NUKILAN.id | Banda Aceh – Nasruddin alias Nyak Dhien Gajah, salah satu relawan yang terlibat dalam perjuangan memenangkan pasangan Mualem-Dek Fadh pada Pilkada Aceh, menyampaikan kekhawatirannya terkait gerak-gerik sejumlah Kepala Dinas di lingkungan Satuan Kerja Perangkat Aceh (SKPA) yang sebelumnya diketahui mendukung pasangan calon nomor 01. Ia menilai, beberapa pejabat tersebut kini mulai merapat ke tim sukses Mualem-Dek Fadh serta mendekati keluarga dan kerabat Gubernur terpilih.
Dalam pernyataannya kepada media, Nyak Dhien mengungkapkan bahwa manuver politik ini terlihat semakin jelas setelah kemenangan pasangan Mualem-Dek Fadh diumumkan.
“Saya melihat gerak-gerik mereka dengan sangat jelas, seperti para kepala dinas yang dulu mendukung 01, sekarang sudah mulai dekat dengan tim sukses Mualem-Dek Fadh, bahkan ke keluarga dan kerabat Gubernur terpilih,” ujarnya.
Nyak Dhien menyampaikan kiasan pedas untuk menggambarkan situasi tersebut. Ia berkata, “Bek yang meu ue kubeu yang pajoh bu mie,” yang berarti “yang membajak tanah itu kerbau, tapi yang makan nasi adalah kucing.” Pernyataan ini menyindir perilaku pejabat yang oportunistis, mengubah dukungan untuk keuntungan pribadi meskipun sebelumnya mereka secara terang-terangan berpihak pada kubu lawan.

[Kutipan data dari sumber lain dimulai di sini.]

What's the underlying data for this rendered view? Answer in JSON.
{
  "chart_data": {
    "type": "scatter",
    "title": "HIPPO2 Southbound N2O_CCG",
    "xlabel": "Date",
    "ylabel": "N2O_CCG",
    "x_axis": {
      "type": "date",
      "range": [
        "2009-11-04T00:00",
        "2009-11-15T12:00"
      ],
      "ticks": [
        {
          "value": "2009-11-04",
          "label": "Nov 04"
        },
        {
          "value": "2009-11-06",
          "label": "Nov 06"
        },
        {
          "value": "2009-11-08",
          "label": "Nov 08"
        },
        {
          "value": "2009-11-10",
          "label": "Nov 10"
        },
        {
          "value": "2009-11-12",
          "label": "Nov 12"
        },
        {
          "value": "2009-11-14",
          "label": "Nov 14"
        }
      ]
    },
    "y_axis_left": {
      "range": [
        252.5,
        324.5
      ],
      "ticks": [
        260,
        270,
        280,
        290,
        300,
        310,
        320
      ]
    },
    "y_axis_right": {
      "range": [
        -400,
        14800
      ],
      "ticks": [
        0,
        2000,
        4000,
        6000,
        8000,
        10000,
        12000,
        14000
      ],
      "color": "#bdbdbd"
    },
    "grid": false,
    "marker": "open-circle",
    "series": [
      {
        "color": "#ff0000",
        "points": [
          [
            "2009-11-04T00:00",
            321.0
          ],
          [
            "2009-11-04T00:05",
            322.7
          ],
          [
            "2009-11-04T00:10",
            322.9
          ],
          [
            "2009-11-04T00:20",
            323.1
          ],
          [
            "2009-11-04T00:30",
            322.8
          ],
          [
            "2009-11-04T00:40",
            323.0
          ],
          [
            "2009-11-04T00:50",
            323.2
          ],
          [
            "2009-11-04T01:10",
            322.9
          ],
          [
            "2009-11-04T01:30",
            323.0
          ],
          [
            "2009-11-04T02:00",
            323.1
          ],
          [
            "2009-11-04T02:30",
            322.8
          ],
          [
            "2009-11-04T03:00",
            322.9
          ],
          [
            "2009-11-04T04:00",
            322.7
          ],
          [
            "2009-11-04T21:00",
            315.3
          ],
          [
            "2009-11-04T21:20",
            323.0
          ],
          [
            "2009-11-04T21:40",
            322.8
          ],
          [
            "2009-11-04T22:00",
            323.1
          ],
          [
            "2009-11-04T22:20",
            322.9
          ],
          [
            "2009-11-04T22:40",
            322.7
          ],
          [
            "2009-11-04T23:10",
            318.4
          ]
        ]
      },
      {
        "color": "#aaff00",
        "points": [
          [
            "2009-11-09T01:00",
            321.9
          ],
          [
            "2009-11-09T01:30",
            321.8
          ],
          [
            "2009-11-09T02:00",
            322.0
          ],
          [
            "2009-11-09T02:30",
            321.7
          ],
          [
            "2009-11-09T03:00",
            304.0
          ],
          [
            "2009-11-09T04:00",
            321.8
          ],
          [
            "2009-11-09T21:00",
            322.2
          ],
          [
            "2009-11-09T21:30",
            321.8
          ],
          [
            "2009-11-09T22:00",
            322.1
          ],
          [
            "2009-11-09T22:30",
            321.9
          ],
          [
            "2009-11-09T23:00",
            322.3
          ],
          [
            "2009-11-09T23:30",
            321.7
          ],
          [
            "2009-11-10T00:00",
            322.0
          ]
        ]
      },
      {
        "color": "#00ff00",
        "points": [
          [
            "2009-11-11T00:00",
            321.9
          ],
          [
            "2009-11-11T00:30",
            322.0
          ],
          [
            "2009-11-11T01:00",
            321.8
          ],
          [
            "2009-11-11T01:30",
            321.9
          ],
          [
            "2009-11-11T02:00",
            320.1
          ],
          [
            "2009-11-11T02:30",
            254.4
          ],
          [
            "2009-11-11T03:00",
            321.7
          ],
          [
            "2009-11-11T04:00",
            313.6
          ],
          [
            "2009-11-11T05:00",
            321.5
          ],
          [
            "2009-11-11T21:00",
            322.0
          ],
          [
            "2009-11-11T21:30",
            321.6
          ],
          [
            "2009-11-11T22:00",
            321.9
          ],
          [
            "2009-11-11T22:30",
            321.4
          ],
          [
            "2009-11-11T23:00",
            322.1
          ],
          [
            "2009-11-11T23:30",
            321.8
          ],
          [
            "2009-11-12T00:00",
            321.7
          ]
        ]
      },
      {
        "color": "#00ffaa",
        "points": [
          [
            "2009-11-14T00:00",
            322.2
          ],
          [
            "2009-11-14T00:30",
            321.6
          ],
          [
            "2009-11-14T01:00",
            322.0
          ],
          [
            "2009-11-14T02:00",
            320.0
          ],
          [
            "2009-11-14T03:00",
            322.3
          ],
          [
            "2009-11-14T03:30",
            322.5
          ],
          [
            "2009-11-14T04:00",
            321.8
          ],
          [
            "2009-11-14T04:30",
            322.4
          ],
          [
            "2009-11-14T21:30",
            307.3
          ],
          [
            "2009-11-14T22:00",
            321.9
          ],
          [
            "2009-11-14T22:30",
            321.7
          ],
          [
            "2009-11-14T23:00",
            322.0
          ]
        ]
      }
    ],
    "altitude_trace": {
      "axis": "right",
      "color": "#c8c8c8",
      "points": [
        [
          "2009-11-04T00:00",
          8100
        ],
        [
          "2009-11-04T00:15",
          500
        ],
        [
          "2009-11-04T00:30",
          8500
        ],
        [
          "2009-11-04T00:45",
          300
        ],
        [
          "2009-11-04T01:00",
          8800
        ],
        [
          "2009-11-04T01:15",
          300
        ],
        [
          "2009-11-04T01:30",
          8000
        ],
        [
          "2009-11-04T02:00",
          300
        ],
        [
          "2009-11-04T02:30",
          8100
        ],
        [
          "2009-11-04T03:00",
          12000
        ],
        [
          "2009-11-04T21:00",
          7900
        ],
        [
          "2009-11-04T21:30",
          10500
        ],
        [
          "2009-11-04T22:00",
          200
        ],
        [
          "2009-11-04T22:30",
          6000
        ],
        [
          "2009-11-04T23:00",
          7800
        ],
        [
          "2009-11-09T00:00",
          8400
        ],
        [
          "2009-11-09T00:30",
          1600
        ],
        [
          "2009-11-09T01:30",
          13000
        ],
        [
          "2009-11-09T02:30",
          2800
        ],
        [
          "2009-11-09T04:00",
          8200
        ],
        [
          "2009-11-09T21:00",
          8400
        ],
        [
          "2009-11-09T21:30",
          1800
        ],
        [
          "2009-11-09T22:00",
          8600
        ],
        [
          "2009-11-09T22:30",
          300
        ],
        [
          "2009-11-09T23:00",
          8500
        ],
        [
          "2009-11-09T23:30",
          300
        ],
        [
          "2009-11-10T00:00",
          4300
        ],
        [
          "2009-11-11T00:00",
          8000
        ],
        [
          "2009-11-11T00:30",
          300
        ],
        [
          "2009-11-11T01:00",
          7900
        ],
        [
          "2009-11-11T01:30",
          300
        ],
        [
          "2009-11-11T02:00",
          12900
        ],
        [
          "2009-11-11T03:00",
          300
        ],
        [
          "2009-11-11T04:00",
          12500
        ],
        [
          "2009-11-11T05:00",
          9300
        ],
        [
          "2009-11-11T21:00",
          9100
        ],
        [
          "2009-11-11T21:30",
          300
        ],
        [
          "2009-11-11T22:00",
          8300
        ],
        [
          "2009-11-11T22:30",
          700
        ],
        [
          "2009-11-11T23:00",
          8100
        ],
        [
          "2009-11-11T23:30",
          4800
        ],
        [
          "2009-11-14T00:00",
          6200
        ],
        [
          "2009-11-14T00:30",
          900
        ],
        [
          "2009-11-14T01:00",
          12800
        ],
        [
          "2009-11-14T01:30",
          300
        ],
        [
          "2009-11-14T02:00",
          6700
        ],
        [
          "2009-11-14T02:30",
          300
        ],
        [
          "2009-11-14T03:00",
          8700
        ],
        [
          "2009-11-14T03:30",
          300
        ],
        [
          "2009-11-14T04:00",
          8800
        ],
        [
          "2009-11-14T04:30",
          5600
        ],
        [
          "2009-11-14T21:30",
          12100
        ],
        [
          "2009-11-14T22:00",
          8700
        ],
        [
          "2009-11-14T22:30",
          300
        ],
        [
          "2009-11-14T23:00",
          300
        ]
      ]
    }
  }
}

Lebih jauh, Nyak Dhien mengklaim memiliki informasi dari sumber terpercaya mengenai kepala dinas yang membantu urusan pribadi tim sukses Mualem-Dek Fadh, termasuk pengurusan perjalanan luar negeri.
“Saya mendapatkan informasi bahwa ada Kadis yang membantu mengurusi kepergian tim sukses 02 ke Malaysia, dari paspor hingga tiket pesawat. Saya memastikan para kadis melobi orang yang salah. Ini jelas sangat mencurigakan dan perlu mendapatkan perhatian serius,” tegasnya.
Ia memperingatkan bahwa praktik seperti ini, meski umum dalam dunia politik, tetap harus diwaspadai. Nyak Dhien menegaskan bahwa pasangan Mualem-Dek Fadh perlu bijak dan tegas dalam menentukan pejabat strategis. Menurutnya, mengedepankan integritas dan kompetensi jauh lebih penting daripada memilih berdasarkan kedekatan politik semata.
“Banyak birokrat yang bermental oportunis, lebih mementingkan kepentingan pribadi atau kelompok, dengan memanfaatkan momentum politik demi posisi strategis,” ujarnya. Fenomena ini, lanjutnya, menunjukkan bagaimana kekuasaan birokrasi kerap dimanfaatkan untuk kepentingan jangka pendek alih-alih membangun daerah.
Nyak Dhien menyarankan agar Mualem-Dek Fadh memprioritaskan prinsip tata kelola pemerintahan yang baik (good governance) di atas kepentingan politik sempit. Ia juga menyerukan penolakan tegas terhadap politik transaksional yang hanya menguntungkan segelintir pihak.
“Hanya dengan cara ini, stabilitas politik bisa terjaga, dan visi-misi yang dijanjikan kepada rakyat Aceh dapat terwujud dengan baik. Birokrasi harus berorientasi pada kepentingan publik, bukan permainan kekuasaan yang merusak pemerintahan yang adil dan transparan,” tandasnya.